President Barack Obama and Republican rival Mitt Romney engaged in a frenzied cross-country blitz of the remaining battleground states, with both sides predicting victory in a race that remains too close to call.
National opinion polls showed a race for the popular vote in Tuesday's election so close that only a statistically insignificant point or two separated the two rivals.
The final national NBC/Wall Street Journal Poll, conducted from November 1-3, showed Mr Obama getting the support of 48% of likely voters, while Mr Romney receives 47%. The poll had a margin of error of 2.55 percentage points.
A majority of polls in the battleground states - especially in the Midwestern states of Iowa, Wisconsin and Ohio - showed Mr Obama with a slight advantage, giving him an easier path to the 270 electoral votes needed for victory. No Republican has won the White House without carrying Ohio.
Under the US system, the winner is not determined by the nationwide popular vote but in state-by-state contests, making "battleground" states that are neither consistently Republican nor Democratic extremely important in such a tight race. Mr Romney and Mr Obama are actually competing to win at least 270 electoral votes. The electoral votes are apportioned to states based on a mix of population and representation in Congress.
Mr Obama's campaign was mobilising a massive get-out-the-vote effort aimed at carrying the Democrat to victory. He had a full schedule on Sunday, with campaign stops in New Hampshire, Florida, Ohio and Colorado.
The president caught a few hours of sleep back at the White House on Saturday night before hitting the campaign trail again on Sunday morning. After Marine One lifts off from the South Lawn, Mr Obama will not return to the executive mansion again until after election day.

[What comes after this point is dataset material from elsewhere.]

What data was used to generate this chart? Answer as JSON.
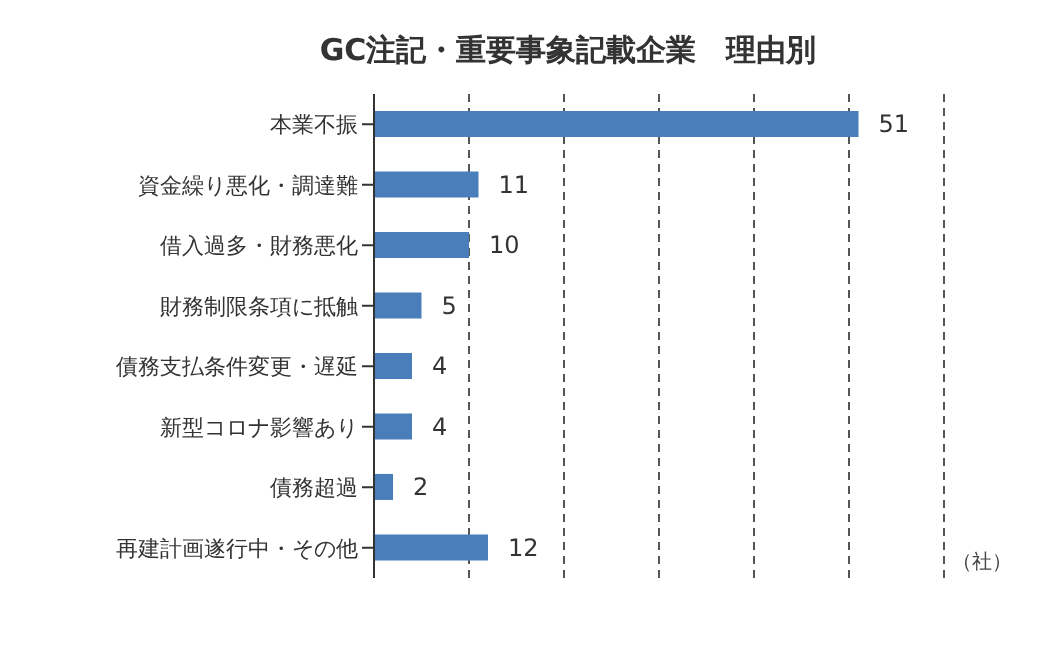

Mr Romney's campaign was projecting momentum and banking on late-breaking voters to propel him to victory. The Republican was cutting away briefly on Sunday from the nine or so competitive states that have dominated the candidates' travel itineraries to make a late play for votes in Pennsylvania, a Democratic-leaning state. Mr Romney will also campaign in Iowa, Ohio and Virginia.
The final frenzy of campaigning comes in the wake of Superstorm Sandy that devastated the US East Coast. It gave Mr Obama a chance to jump into action as commander in chief and left Mr Romney struggling to strike the right tone.
More than 27 million Americans have already voted in 34 states and Washington DC. Mr Obama holds an apparent lead over Mr Romney in several key states such as Iowa and Nevada. But his advantage isn't as big as the one he had over John McCain four years ago, giving Mr Romney hope that he could make up that gap in Tuesday's voting.